Ordinanza di Cassazione Civile Sez. 5 Num. 18598 Anno 2024
Civile Ord. Sez. 5 Num. 18598 Anno 2024
Presidente: COGNOME NOME
Relatore: COGNOME NOME
Data pubblicazione: 08/07/2024
ORDINANZA
sul ricorso per revocazione iscritto al n. 16611/2017 R.G. proposto da: RAGIONE_SOCIALE (CODICE_FISCALE), elettivamente domiciliato in INDIRIZZO, presso lo studio dell’avvocato COGNOME NOME (CODICE_FISCALE) rappresentato e difeso dall’avvocato COGNOME NOME (CODICE_FISCALE)
-ricorrente-
contro
RAGIONE_SOCIALE, elettivamente domiciliato in INDIRIZZO, presso lo studio dell’avvocato COGNOME NOME (CODICE_FISCALE) che lo rappresenta e difende unitamente all’avvocato COGNOME NOME (CODICE_FISCALE)
-controricorrente-
avverso la SENTENZA della CORTE SUPREMA DI CASSAZIONE ROMA n. 10807/2016 depositata il 25/05/2016.
Udita la relazione svolta nella camera di consiglio del 26/06/2024 dal Consigliere NOME COGNOME.
FATTI DI CAUSA
La Suprema Corte di Cassazione con la sentenza in epigrafe indicata, rigettava il ricorso proposto dalla RAGIONE_SOCIALE avverso la sentenza n. 42/02/10 depositata il 23 settembre 2010, con la quale la Commissione tributaria regionale del Molise aveva respinto l’appello di RAGIONE_SOCIALE avverso la decisione n. 164/03/05 della Commissione Tributaria Provinciale di Isernia che aveva a sua volta rigettato tre riuniti ricorsi promossi contro altrettanti avvisi di accertamento ICI 1993 1994 1998 emessi dal Comune di Frosolone relativamente ad un «fabbricato» di proprietà della contribuente.
Avverso la suddetta sentenza della Suprema Corte di Cassazione, la RAGIONE_SOCIALE ha proposto ricorso per revocazione, cui ha resistito con controricorso il comune intimato.
Parte ricorrente ha depositato memoria ex art. 378 cod. proc. civ. e successivamente memoria ex art. 380 bis .1 cod. proc. civ.
RAGIONI DELLA DECISIONE
In via preliminare deve darsi atto che parte ricorrente ha depositato una doppia memoria, rispettivamente ai sensi dell’art. 378 cod. proc. civ. e 380 bis .1 cod. proc. civ., nei termini di legge.

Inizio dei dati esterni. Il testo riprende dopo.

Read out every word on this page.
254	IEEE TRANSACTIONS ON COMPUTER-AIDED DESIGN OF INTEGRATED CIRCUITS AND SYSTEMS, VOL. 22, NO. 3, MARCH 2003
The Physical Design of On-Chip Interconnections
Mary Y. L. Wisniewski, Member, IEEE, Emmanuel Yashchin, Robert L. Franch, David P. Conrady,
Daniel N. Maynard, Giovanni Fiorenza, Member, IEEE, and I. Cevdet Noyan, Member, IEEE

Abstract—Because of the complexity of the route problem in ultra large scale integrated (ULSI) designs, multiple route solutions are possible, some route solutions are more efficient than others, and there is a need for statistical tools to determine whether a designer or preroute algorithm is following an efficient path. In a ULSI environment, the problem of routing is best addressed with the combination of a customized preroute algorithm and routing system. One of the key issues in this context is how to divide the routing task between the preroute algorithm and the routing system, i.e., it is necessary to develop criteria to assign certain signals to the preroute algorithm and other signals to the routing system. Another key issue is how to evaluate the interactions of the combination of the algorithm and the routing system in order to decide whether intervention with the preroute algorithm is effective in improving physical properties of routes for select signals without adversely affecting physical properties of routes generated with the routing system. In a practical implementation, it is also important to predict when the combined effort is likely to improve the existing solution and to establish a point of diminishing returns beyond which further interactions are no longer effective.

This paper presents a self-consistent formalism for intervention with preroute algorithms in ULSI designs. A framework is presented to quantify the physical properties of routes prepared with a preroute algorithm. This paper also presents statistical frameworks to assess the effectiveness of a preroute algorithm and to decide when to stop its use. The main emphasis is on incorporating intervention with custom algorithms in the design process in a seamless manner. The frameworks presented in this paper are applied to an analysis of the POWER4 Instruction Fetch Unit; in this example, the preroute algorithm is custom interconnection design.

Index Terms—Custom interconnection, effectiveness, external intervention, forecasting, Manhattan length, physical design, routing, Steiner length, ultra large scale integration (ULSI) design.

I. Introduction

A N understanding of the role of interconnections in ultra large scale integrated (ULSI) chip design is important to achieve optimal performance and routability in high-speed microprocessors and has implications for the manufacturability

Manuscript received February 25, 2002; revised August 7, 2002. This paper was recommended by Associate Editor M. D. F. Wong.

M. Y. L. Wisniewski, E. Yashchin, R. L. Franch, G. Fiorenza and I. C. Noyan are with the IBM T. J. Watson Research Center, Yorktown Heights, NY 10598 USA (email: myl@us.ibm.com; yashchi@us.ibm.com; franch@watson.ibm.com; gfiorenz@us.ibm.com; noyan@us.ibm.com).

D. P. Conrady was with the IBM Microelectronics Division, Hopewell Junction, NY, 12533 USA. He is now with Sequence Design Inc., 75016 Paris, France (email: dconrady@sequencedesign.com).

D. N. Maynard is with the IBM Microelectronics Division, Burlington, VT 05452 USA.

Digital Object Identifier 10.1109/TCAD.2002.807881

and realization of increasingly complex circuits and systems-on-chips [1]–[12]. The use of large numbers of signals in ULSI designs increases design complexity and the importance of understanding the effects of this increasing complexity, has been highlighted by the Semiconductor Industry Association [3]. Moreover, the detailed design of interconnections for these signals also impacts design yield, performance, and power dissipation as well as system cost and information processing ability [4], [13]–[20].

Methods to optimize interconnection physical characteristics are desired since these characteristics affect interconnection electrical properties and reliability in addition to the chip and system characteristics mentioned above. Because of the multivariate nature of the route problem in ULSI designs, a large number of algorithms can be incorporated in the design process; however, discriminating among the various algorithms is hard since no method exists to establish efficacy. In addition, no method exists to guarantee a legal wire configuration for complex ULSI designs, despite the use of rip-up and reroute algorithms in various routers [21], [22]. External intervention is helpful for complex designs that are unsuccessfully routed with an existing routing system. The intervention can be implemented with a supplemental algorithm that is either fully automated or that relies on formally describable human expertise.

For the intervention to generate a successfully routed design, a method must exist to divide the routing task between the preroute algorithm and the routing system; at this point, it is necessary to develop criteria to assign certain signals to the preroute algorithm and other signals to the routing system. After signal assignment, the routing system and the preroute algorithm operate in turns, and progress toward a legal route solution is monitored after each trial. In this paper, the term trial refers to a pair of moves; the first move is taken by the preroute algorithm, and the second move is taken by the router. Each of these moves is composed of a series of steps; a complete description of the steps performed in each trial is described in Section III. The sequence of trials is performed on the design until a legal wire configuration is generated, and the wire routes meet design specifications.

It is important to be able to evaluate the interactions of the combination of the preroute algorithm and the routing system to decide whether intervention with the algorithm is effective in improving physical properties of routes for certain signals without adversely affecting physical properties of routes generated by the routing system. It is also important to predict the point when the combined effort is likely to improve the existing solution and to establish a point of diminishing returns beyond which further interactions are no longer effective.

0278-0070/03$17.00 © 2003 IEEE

1.1. A prescindere dalla impropria rubricazione della prima memoria sub art. 378 cod. proc. civ., deve ribadirsi, in continuità con orientamento già espresso da questa Corte, che ambedue le memorie sono ammissibili, atteso che ‘ L’art. 380bis .1 c.p.c. consente alle parti di depositare le loro memorie non oltre dieci giorni prima dell’adunanza in camera di consiglio, sicché non può intendersi preclusa alla medesima parte, nel rispetto dell’anzidetto termine, la presentazione di più memorie, senza che il deposito di una prima memoria implichi la consumazione del potere di difesa scr itta’ (Cass. 31/08/2020, n.18127).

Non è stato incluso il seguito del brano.